Studio album by Merry Clayton
- Released: 1971
- Studio: A&M, Hollywood
- Genre: Soul, Funk
- Label: Ode Records
- Producer: Lou Adler

Merry Clayton chronology
| Celebration (1971) | Merry Clayton (1971) | Keep Your Eye On the Sparrow (1975) |

= Merry Clayton (album) =

Merry Clayton is the third studio album by American soul singer Merry Clayton, released in 1971 on the Ode Records label.

==Reception==
AllMusic Guide's editorial board gave Merry Clayton four out of five stars and have noted it as an album pick in her catalogue.

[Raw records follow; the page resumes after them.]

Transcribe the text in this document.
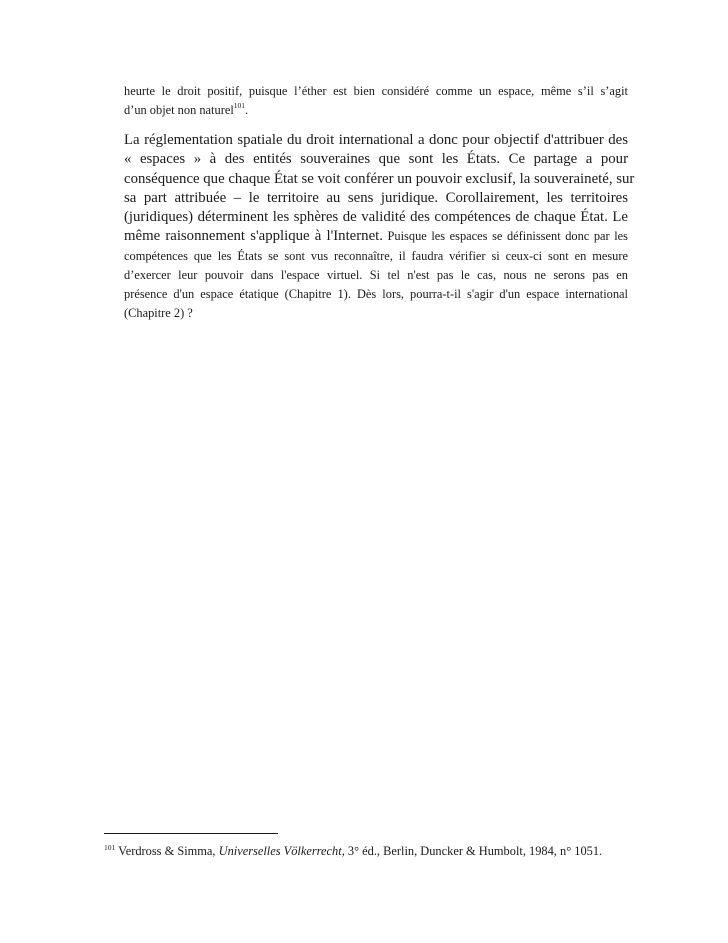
heurte le droit positif, puisque l’éther est bien considéré comme un espace, même s’il s’agit
d’un objet non naturel$^{101}$.
La réglementation spatiale du droit international a donc pour objectif d'attribuer des
« espaces » à des entités souveraines que sont les États. Ce partage a pour
conséquence que chaque État se voit conférer un pouvoir exclusif, la souveraineté, sur
sa part attribuée – le territoire au sens juridique. Corollairement, les territoires
(juridiques) déterminent les sphères de validité des compétences de chaque État. Le
même raisonnement s'applique à l'Internet. Puisque les espaces se définissent donc par les
compétences que les États se sont vus reconnaître, il faudra vérifier si ceux-ci sont en mesure
d’exercer leur pouvoir dans l'espace virtuel. Si tel n'est pas le cas, nous ne serons pas en
présence d'un espace étatique (Chapitre 1). Dès lors, pourra-t-il s'agir d'un espace international
(Chapitre 2) ?
$^{101}$ Verdross & Simma, Universelles Völkerrecht, 3° éd., Berlin, Duncker & Humbolt, 1984, n° 1051.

Billboard called the music "excellent" with "potential to be a monster" commercial success.

==Track listing==

Side one
| No. | Title | Writer(s) | Length |
|---|---|---|---|
| 1. | "Southern Man" | Neil Young | 3:15 |
| 2. | "Walk On In" | Carole King | 2:44 |
| 3. | "After All This Time" | Carole King | 3:09 |
| 4. | "Love Me Or Let Me Be Lonely" | Anita Poree, Jerry Peters, Skip Scarborough | 3:32 |
| 5. | "A Song For You" | Leon Russell | 4:15 |
| 6. | "Sho'Nuff" | Billy Preston, Joe Greene | 2:44 |

Side two
| No. | Title | Writer(s) | Length |
|---|---|---|---|
| 7. | "Steamroller" | James Taylor | 3:44 |
| 8. | "Same Old Story" | Carole King | 4:50 |
| 9. | "Light On The Hill" | Richard Jones | 2:40 |
| 10. | "Grandma's Hands" | Bill Withers | 3:30 |
| 11. | "Whatever" | Leon Ware | 2:40 |

==Personnel==
- Merry Clayton - vocals
- Wilton Felder - bass
- Paul Humphrey - drums
- David T. Walker - guitar
- Billy Preston, Carole King, Clarence McDonald, Jerry Peters, Joe Sample - keyboards
- Abigail Haness, Jerry Peters, Merry Clayton, Patrice Holloway, James Cleveland - backing vocals
- Curtis Amy - saxophone
- Lou Adler - production
- Jim McCrary - photography
- Hank Cicalo - engineering

==Chart performance==
Merry Clayton topped out at number 180 on the Billboard 200 and spent 11 weeks on the chart and reached 36 during nine weeks on the Soul charts (later renamed Top R&B/Hip-Hop Albums).